### DBSCAN algorithm for Machine Learning

1. Density-based special clustering of applications with noise or DBSCAN is a density-based clustering method that calculates how dense the neighborhood of a data point is.
2. the main idea behind DBSCAN is that a point belongs to a cluster if it is close to many from that cluster. It will measure the similarity between data points, and group similar data points into one cluster.

## Terminologies

There are two different parameters to calculate the density-based clustering:

• Eps/Epsilon: it’s considered as the maximum radius of the neighborhood.
• MinPts: MinPts refers to the minimum number of points in an Eps neighborhood of that point.

## The other key terms in DBSCAN involve:

• Core Point: Any point x within the dataset, with a neighbor count greater than or equal to MinPts, is marked as a core point.
• Border Point: Any point x in border point, if the amount of its neighbors is less than MinPts, but it belongs to the eps neighborhood of some core point z.
• Noise Point: Finally, if some extent is neither a core nor a border point, then it’s called a noise point or an outlier.

## Algorithm Working

Step 1: First, we’d like to define a couple of parameters in advance: epsilon, and MinPoints.

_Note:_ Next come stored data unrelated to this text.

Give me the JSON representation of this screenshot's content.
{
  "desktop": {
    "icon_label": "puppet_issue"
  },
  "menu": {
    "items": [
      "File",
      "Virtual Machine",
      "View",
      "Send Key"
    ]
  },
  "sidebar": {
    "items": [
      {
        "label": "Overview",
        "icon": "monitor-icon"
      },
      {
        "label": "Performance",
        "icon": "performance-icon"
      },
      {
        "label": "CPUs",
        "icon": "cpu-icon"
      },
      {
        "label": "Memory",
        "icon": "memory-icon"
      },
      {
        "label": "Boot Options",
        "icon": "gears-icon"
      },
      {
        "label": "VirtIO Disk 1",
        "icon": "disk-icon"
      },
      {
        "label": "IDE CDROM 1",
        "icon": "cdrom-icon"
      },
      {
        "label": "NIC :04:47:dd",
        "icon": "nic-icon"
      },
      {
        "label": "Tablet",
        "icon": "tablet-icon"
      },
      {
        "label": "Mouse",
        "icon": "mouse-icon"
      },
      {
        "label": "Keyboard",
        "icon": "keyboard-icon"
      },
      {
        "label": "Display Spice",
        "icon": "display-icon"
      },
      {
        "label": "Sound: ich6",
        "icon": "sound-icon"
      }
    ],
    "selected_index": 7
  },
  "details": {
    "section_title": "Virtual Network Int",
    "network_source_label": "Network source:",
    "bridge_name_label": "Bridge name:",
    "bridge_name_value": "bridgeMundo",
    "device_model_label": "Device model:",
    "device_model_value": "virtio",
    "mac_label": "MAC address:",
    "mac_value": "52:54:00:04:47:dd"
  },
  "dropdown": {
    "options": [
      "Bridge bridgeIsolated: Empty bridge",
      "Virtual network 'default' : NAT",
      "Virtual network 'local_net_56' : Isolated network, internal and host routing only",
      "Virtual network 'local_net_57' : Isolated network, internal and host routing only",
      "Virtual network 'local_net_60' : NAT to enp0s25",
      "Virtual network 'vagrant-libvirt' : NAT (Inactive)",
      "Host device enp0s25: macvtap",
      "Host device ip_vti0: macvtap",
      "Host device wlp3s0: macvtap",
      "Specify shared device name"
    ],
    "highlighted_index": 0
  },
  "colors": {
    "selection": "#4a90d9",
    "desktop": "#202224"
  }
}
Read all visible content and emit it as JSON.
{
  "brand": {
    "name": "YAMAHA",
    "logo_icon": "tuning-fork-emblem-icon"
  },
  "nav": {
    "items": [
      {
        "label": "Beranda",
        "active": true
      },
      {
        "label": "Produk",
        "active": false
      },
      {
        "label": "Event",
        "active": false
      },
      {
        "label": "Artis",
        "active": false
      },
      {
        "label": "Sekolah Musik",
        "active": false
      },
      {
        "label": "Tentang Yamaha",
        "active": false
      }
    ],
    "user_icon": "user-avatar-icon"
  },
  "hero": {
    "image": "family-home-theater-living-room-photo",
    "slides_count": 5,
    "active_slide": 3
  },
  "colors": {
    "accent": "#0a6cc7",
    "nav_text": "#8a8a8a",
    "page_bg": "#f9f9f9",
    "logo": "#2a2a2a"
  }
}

Step 2: Now, for every data point, the algorithm will count the neighboring data points that are located within epsilon.

Step 3: if the count of neighbors of a data point is higher than MinPoints, then this particular data point will be called a core point.

Step 4: all of the neighboring points of a core point will be grouped into one cluster. Meanwhile, if there is any data point that is not considered as a core point nor being a neighbor of any core point, then the DBSCAN clustering algorithm will consider this data point as a noise or outlier.

• Does not require to specify number of clusters beforehand.
• DBSCAN algorithm is able to find arbitrarily size and arbitrarily shaped clusters.
• DBSCAN is robust to outliers and able to detect the outliers.